Where did they (Meiteis) live when the valley was full of water?

Very often we have come across two communities from the hills -claiming Home Land (Kuki State from the lands of Manipur) and another demand by NSCN (IM) was for slicing off 4 (four) districts of Manipur viz. (1) Tamenglong, (ii) Chandel, (iii) Ukhrul and (iv) Senapati from the lands of Manipur both of which became a threat to Territorial Integrity of Manipur.

Manipur is unbreakable. Neither all the lands of Manipur could be partitioned under Indian Law of Partition nor was there any right on the part of any Ethnic Group of Manipur to claim this and that land as their home land.

Everyone is aware of the fact that (Kangleipak) was a sovereign country – ruled and governed by the Kings having its own unique history inclusive of its own boundaries – recognized by neighbouring as well as prominent countries of the world wherein all the Ethnic groups of people of the Kingdom of Kangleipak lived together from time immemorial and within its areas there was no specific areas of land which can be called Kuki land, Nagaland, Kom land, Maring land, Kabui land, Meitei pangal land, Paite land, Chothe land, Meetei/ Meitei – majority peoples ‘ land – so on and so forth – and as such no community has right to claim “HOME LAND”  from the entire areas of land of Manipur.

All the land within the geographical boundaries of Manipur (Kangleipak) belonged to the Government of Manipur.

Why people of Manipur of this 2Pl Century generation tend to forget that MANIPUR (Kangleipak) was once a sovereign country till before the Anglo -Manipur War, 1891. Under the supreme command of the kings of Manipur, HILLS and VALLEY people were ruled till before the 27th April, 1891. This fact is well proved. British people also supported this view. That is why many British Authors who wrote books about Manipur always address “HILLS UNDER MANIPUR RULE”.

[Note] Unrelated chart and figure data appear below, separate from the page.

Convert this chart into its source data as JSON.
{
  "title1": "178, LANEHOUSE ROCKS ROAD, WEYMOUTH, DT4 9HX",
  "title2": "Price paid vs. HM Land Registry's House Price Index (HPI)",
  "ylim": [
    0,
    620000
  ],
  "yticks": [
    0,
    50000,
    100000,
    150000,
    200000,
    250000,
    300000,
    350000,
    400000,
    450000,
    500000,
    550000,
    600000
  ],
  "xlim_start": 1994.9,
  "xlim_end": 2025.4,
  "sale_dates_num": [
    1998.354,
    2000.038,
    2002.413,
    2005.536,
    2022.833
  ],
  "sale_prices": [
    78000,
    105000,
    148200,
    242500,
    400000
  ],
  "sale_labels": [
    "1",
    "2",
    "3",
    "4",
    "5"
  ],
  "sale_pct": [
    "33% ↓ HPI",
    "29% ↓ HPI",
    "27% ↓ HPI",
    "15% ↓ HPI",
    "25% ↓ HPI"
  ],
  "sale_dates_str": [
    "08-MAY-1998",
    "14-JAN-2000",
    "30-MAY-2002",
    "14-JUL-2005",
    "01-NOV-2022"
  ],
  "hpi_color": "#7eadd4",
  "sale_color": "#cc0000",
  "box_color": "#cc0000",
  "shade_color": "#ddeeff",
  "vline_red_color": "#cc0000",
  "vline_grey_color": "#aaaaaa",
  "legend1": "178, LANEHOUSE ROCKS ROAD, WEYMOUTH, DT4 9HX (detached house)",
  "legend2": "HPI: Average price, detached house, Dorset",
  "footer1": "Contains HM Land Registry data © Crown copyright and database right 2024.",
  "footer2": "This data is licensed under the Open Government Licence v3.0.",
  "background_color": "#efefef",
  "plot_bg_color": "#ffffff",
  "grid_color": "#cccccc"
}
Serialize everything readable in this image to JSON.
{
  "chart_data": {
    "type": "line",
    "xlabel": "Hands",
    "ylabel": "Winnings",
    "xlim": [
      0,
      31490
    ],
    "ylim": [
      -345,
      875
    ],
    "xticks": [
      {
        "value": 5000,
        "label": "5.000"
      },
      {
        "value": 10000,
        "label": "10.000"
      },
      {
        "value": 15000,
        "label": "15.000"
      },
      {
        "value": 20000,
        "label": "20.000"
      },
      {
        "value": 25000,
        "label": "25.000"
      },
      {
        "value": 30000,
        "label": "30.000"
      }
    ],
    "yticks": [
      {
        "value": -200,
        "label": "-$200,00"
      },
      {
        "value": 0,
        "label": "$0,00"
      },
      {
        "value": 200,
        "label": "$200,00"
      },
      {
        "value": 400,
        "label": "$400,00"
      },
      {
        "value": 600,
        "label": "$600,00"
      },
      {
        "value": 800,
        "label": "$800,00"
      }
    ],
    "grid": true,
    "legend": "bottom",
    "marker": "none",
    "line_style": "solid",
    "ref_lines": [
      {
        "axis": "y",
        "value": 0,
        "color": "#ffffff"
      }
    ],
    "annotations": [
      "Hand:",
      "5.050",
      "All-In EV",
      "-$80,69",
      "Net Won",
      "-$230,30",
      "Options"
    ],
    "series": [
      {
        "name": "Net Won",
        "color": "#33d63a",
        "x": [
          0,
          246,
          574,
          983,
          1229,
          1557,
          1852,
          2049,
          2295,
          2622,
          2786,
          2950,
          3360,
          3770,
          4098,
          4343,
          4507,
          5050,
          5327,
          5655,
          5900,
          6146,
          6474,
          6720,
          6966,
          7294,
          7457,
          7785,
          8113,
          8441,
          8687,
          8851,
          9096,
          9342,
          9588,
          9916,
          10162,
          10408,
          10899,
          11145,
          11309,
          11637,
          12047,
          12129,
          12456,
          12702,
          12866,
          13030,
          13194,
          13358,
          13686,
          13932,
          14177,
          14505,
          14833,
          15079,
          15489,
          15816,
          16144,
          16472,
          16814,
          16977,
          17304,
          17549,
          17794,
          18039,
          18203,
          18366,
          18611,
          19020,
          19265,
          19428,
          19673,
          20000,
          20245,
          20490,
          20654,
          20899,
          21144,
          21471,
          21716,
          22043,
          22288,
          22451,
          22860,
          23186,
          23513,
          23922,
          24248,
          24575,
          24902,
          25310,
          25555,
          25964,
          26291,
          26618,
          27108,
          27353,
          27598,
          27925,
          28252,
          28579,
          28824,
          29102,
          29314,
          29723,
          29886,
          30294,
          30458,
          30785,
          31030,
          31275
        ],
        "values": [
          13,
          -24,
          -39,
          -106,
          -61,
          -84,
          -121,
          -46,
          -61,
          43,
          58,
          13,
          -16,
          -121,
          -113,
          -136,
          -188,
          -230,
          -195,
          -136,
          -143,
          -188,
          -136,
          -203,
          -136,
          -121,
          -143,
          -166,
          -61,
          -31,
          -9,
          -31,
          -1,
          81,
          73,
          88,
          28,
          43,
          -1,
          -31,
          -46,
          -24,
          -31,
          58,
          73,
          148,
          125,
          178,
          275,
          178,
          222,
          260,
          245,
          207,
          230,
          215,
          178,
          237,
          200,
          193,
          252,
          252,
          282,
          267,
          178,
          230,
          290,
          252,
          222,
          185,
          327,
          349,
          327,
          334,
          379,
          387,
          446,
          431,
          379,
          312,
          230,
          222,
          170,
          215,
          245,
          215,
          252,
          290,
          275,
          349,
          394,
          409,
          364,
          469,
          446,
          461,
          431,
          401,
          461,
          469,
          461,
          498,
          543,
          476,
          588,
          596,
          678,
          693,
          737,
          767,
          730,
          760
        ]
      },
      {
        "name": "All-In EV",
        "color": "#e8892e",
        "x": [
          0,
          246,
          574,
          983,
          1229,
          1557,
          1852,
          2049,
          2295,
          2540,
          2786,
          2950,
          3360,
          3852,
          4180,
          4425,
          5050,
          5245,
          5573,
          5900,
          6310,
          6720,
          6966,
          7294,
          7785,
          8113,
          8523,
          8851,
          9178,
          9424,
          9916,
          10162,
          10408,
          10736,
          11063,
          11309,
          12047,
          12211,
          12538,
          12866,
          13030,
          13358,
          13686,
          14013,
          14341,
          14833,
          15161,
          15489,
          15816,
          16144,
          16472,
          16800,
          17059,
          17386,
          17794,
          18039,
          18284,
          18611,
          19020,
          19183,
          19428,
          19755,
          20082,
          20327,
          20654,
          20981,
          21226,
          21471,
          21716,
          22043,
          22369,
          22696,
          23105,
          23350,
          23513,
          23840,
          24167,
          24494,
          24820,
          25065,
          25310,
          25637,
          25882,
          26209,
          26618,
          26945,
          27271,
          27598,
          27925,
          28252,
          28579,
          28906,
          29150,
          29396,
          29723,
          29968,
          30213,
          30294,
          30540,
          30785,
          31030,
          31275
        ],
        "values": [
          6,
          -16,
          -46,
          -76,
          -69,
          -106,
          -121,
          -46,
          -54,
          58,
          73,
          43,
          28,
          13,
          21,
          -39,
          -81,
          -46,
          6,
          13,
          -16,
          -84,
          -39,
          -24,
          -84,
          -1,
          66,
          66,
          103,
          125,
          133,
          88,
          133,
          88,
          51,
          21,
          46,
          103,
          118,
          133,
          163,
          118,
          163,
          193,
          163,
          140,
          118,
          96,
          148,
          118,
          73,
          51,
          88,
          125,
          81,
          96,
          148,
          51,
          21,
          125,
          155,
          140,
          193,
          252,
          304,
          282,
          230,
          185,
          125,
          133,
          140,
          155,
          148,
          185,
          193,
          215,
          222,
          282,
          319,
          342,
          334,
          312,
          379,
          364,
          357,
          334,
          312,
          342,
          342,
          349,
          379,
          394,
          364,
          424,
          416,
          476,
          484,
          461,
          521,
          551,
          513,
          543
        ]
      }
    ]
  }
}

Aiming at the provision of Article 3 of the Indian Constitution would be fruitless. Two or three groups of people cannot invoke the contents of Article 3 of the Constitution of India. Government of India does not have child ‘s brain. Everything is stored in the proper place. Government of India knew it well that 36 Ethnic Groups of people of Manipur are the bonafide citizens of India. Government of India would not commit grave mistake which would lead to bloodshed from amongst the ethnic communities of Manipur.

In order to run the Government smoothly – giving full satisfaction to the people of hills and valley and to avoid unreasonable claims in future, the author of this article would like to urge the Government of Manipur, headed by Shri Okram Ibobi Singh, Chief Minister of Manipur to take up two important issues on top priority basis :-


(i) Amendment to Article 3 of the Indian Constitution :

Proposed words for insertion : “This Article 3 of the Indian Constitution shall be inapplicable to the state of Manipur for protection of its territorial integrity”.


(ii) Amendment to Manipur Land Revenue and Land Reforms Act, I960 (MLR& LR Act, 1960)

Proposed words for insertion : For brining in one uniform Revenue law in the state of Manipur this Act is hereby extended to the entire hill areas of Manipur.

These two Amendments would give everlasting

“PEACE, ONENESS, UNITY & COMMUNAL HARMONY” to the people of hills and valley of Manipur.